Pero ahora, estaba impecable de pies a cabeza. Un traje y una camisa elegantes y costosos, un reloj de lujo de un millón de dólares, unas gafas de montura dorada…
Todo ello acentuaba sus ya de por sí atractivos rasgos, haciéndolos parecer esculpidos con una perfección deslumbrante.
Aunque Sofía no se dejaba llevar solo por las apariencias, después de acostumbrarse al rostro perfecto de Adrián, incluso las estrellas de cine le parecían corrientes.
Se quedó absorta por unos segundos y luego le hizo un gesto a Alejandro.
El hombre se sentó con delicadeza, su mirada fija en el rostro de Sofía sin ningún reparo.

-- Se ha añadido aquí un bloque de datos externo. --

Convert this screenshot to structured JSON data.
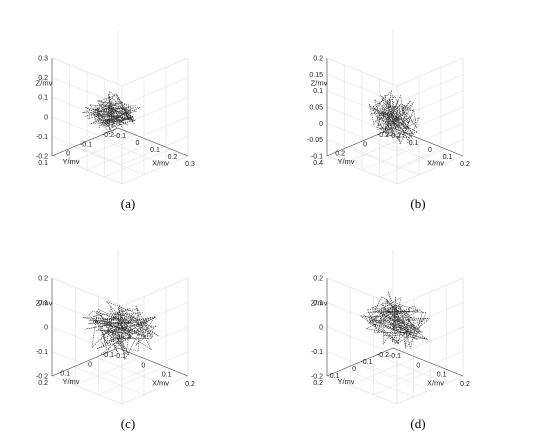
{
  "chart_data": [
    {
      "type": "scatter3d",
      "panel_label": "(a)",
      "xlabel": "X/mv",
      "ylabel": "Y/mv",
      "zlabel": "Z/mv",
      "xlim": [
        -0.1,
        0.3
      ],
      "ylim": [
        -0.2,
        0.2
      ],
      "zlim": [
        -0.2,
        0.3
      ],
      "xticks": [
        "-0.1",
        "0",
        "0.1",
        "0.2",
        "0.3"
      ],
      "yticks": [
        "-0.2",
        "-0.1",
        "0",
        "0.1"
      ],
      "zticks": [
        "-0.2",
        "-0.1",
        "0",
        "0.1",
        "0.2",
        "0.3"
      ],
      "trace": {
        "center": [
          0.05,
          0.0,
          0.0
        ],
        "spread": [
          0.1,
          0.1,
          0.05
        ],
        "points": 140,
        "seed": 11
      },
      "grid": true
    },
    {
      "type": "scatter3d",
      "panel_label": "(b)",
      "xlabel": "X/mv",
      "ylabel": "Y/mv",
      "zlabel": "Z/mv",
      "xlim": [
        -0.2,
        0.2
      ],
      "ylim": [
        -0.2,
        0.4
      ],
      "zlim": [
        -0.1,
        0.2
      ],
      "xticks": [
        "-0.2",
        "-0.1",
        "0",
        "0.1",
        "0.2"
      ],
      "yticks": [
        "-0.2",
        "0",
        "0.2",
        "0.4"
      ],
      "zticks": [
        "-0.1",
        "-0.05",
        "0",
        "0.05",
        "0.1",
        "0.15",
        "0.2"
      ],
      "trace": {
        "center": [
          0.0,
          0.1,
          0.02
        ],
        "spread": [
          0.09,
          0.12,
          0.06
        ],
        "points": 120,
        "seed": 23
      },
      "grid": true
    },
    {
      "type": "scatter3d",
      "panel_label": "(c)",
      "xlabel": "X/mv",
      "ylabel": "Y/mv",
      "zlabel": "Z/mv",
      "xlim": [
        -0.1,
        0.2
      ],
      "ylim": [
        -0.1,
        0.2
      ],
      "zlim": [
        -0.2,
        0.2
      ],
      "xticks": [
        "-0.1",
        "0",
        "0.1",
        "0.2"
      ],
      "yticks": [
        "-0.1",
        "0",
        "0.1",
        "0.2"
      ],
      "zticks": [
        "-0.2",
        "-0.1",
        "0",
        "0.1",
        "0.2"
      ],
      "trace": {
        "center": [
          0.05,
          0.05,
          0.0
        ],
        "spread": [
          0.09,
          0.09,
          0.08
        ],
        "points": 130,
        "seed": 37
      },
      "grid": true
    },
    {
      "type": "scatter3d",
      "panel_label": "(d)",
      "xlabel": "X/mv",
      "ylabel": "Y/mv",
      "zlabel": "Z/mv",
      "xlim": [
        -0.1,
        0.2
      ],
      "ylim": [
        -0.2,
        0.2
      ],
      "zlim": [
        -0.2,
        0.2
      ],
      "xticks": [
        "-0.1",
        "0",
        "0.1",
        "0.2"
      ],
      "yticks": [
        "-0.2",
        "-0.1",
        "0",
        "0.1",
        "0.2"
      ],
      "zticks": [
        "-0.2",
        "-0.1",
        "0",
        "0.1",
        "0.2"
      ],
      "trace": {
        "center": [
          0.05,
          0.0,
          0.02
        ],
        "spread": [
          0.1,
          0.1,
          0.07
        ],
        "points": 120,
        "seed": 51
      },
      "grid": true
    }
  ]
}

La luz del sol entraba por la ventana, iluminando el esbelto cuello de Sofía, haciéndola parecer como nieve bajo el sol: etérea, inmaculada y, a la vez, increíblemente hermosa.
Javier, al otro lado del teléfono, recuperó la compostura y dijo rápidamente: —Señora, no sé por qué ha renunciado, pero estoy seguro de que si se disculpa, el señor la perdonará…
Las palabras de Javier hicieron que Sofía soltara una risa fría.
Era culpa suya, había acostumbrado a todo el mundo a su "sumisión" ante Adrián.
—Asistente López, permítame aclarar algo. Mi trabajo siempre ha sido impecable. Soy yo la que está harta del Grupo Montoya, no es que Adrián tenga algún problema conmigo. Además, pronto iniciaremos los trámites de divorcio, así que deje de llamarme señora.
Esta vez, Sofía no le dio a Javier la oportunidad de reaccionar y colgó.
Estaba un poco alterada. Respiró hondo un par de veces para calmarse y luego miró a Alejandro. —Disculpa la escena.